Of course, last year, McCoy finally got a top-flight QB to work with in Peyton Manning. But that wasn’t without it’s challenges either. Manning was coming off a major neck surgery and he missed the entire 2011 season. He visibly wasn’t himself the first couple weeks until he regained some of the velocity on his ball.
It’s not exactly hard to coach Peyton Manning. But he did put up career second-bests in yardage (4,659), touchdowns (37) and completion percentage (68.6 percent) last year, which has got to count for something. Manning met up with McCoy and suddenly had his best year since 2004, even though he was coming off a major injury.
Manning also put up 164.88 NEP last year, which was 30 points better than Aaron Rodgers, 20 points better than Drew Brees, and seven points better than Matt Ryan. (The Falcons were really, really good last season, even though they always get slept on.) The only QB to put up better numbers than Manning last year was Tom Brady. Oh, and that 164 number was the fourth-best of Manning’s career. The McCoy effect strikes again.
The Philip Rivers Reclamation Project
So what does this all mean for Philip Rivers? As Chargers fans know, Rivers has seen his play fall off significantly the past couple seasons. Maybe its Vincent Jackson’s departure, maybe it’s a constantly banged-up Antonio Gates or maybe it was an inert Norv Turner on the sideline. But one thing’s for sure: Rivers has seen his yards per attempt decline every season since 2009. Take a look at the chart below to see how he’s gone from one of the game’s biggest downfield threats to a checkdown specialist.
In 2012, Rivers posted a meager 16.93 NEP. That put him in the same ballpark as Andy Dalton and Ryan Fitzpatrick. Not good for a guy who used to put up seasons comparable to Manning and Brady. The Chargers have invested enough money in Rivers (about a $17 million cap hit in 2013) that he’s basically untradeable.
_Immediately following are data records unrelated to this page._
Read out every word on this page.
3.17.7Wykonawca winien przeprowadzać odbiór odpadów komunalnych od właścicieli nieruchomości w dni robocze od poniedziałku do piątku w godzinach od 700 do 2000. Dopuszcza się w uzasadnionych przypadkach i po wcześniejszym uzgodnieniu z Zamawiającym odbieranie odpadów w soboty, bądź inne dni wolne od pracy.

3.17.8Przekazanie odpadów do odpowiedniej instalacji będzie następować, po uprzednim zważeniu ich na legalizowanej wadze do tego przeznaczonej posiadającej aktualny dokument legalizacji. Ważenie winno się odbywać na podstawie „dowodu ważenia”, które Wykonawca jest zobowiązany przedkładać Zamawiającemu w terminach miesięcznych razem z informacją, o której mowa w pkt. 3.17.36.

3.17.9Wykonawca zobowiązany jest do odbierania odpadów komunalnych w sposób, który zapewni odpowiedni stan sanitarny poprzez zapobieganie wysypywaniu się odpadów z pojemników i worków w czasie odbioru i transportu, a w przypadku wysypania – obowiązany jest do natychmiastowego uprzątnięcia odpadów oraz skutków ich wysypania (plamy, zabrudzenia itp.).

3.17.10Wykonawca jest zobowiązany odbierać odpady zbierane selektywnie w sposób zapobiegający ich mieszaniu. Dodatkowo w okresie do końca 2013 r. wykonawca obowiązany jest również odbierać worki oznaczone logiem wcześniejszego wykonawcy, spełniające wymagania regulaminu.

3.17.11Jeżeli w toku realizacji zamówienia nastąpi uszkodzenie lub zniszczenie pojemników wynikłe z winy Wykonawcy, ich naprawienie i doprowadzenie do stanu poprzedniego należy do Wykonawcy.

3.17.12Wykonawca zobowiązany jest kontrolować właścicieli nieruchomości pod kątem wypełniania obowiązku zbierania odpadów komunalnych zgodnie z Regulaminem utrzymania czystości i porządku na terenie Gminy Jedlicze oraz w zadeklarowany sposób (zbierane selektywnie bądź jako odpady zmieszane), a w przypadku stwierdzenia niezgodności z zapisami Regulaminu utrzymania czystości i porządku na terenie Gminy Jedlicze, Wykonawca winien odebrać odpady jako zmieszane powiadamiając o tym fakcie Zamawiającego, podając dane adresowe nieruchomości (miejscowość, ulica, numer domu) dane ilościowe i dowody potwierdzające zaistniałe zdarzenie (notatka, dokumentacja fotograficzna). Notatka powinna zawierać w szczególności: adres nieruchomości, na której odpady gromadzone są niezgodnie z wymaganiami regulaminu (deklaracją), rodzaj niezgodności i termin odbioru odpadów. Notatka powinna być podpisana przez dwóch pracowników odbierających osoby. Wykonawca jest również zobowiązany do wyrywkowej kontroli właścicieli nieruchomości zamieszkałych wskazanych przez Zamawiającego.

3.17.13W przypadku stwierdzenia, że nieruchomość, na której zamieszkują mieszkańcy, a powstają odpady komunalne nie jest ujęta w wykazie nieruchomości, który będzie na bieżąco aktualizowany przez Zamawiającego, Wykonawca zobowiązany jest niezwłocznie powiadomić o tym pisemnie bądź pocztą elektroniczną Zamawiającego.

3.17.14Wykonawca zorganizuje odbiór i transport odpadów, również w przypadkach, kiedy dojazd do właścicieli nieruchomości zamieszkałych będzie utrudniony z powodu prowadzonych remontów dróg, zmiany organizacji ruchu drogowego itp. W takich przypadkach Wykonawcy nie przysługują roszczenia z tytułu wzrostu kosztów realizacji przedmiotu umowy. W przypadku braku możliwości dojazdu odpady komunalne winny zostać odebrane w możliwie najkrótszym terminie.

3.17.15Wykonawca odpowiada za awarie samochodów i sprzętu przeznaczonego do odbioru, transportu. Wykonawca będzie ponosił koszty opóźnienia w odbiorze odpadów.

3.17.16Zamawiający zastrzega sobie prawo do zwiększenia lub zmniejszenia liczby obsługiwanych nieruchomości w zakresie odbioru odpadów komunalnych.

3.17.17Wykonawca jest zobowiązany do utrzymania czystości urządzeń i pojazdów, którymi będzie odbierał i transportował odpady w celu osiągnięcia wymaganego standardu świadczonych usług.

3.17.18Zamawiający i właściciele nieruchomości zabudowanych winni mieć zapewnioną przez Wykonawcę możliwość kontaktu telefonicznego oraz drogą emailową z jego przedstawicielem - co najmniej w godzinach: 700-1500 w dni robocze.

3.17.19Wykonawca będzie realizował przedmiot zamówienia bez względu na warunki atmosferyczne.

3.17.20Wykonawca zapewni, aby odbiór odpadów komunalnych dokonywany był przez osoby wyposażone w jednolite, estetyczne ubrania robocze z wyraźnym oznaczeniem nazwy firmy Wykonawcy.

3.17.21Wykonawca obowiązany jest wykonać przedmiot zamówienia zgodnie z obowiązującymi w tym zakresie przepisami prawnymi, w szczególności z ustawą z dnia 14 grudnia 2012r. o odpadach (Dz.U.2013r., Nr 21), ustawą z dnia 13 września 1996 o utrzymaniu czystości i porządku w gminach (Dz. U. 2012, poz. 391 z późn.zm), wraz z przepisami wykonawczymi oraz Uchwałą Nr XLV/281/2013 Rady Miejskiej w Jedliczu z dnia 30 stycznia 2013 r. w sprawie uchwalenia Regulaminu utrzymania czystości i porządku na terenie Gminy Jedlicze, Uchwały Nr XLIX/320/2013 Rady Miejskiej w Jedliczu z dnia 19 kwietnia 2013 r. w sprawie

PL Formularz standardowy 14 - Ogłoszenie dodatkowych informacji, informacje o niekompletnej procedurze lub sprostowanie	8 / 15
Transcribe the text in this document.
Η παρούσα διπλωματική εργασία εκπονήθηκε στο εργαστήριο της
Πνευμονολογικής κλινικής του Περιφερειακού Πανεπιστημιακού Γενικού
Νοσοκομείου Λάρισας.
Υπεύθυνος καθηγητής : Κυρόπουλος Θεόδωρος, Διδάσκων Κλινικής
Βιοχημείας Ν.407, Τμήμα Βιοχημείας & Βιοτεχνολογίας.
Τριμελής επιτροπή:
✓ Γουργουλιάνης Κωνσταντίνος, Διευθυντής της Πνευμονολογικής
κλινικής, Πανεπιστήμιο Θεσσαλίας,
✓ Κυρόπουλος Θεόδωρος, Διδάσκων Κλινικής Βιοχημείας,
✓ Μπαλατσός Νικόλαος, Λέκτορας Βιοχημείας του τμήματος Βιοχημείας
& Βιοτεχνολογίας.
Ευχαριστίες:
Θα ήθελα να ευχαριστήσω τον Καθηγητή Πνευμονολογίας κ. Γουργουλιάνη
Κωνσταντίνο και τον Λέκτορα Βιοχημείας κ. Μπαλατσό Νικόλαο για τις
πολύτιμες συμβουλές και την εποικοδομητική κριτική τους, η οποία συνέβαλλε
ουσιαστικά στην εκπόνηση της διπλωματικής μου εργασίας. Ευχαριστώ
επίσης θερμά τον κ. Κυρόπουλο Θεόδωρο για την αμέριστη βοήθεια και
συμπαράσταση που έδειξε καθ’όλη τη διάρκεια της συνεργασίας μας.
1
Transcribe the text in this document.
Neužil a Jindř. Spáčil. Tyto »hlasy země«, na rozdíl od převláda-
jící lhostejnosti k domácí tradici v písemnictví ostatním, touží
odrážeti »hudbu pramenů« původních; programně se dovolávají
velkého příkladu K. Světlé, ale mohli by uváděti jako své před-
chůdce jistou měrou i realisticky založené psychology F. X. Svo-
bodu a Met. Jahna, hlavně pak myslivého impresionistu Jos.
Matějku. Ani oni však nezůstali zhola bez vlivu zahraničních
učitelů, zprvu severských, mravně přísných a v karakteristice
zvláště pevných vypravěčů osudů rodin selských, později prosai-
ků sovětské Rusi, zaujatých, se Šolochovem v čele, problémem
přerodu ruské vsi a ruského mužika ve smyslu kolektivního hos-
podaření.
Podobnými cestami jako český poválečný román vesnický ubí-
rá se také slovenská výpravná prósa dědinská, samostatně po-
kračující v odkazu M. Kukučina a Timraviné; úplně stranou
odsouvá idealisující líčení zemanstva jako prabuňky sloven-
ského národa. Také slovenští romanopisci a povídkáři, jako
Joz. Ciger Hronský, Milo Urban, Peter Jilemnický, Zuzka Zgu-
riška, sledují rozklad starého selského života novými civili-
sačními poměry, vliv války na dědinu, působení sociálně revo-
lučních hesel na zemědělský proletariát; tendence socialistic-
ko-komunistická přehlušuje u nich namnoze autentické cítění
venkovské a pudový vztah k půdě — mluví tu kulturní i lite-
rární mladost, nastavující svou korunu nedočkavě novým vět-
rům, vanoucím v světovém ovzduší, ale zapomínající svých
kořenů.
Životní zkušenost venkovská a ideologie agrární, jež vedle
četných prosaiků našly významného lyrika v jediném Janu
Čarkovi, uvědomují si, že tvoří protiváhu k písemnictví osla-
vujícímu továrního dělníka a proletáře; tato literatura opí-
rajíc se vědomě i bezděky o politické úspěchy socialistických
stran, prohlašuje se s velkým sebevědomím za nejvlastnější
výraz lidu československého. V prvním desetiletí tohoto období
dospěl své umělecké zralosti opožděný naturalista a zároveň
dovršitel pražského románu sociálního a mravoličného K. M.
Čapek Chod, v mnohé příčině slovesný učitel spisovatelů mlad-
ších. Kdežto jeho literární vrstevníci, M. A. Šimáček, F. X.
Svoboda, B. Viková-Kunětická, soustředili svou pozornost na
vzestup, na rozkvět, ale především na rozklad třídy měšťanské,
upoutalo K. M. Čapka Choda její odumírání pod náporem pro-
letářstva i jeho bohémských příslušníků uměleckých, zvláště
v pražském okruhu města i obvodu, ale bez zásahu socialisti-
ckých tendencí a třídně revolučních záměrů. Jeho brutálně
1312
He’s also just about their only realistic path back to the playoffs. This all calls for some of the Mike McCoy magic quarterback improvement dust that he’s used in the past.
Rivers will be by far the second-best quarterback McCoy has worked with in his career. Every single quarterback Mike McCoy has worked with has seen a significant boost in productivity in their first year working together. Finally, for Chargers fans driven crazy by years of Norv exposure, there is reason to be optimistic about the guy on the sideline.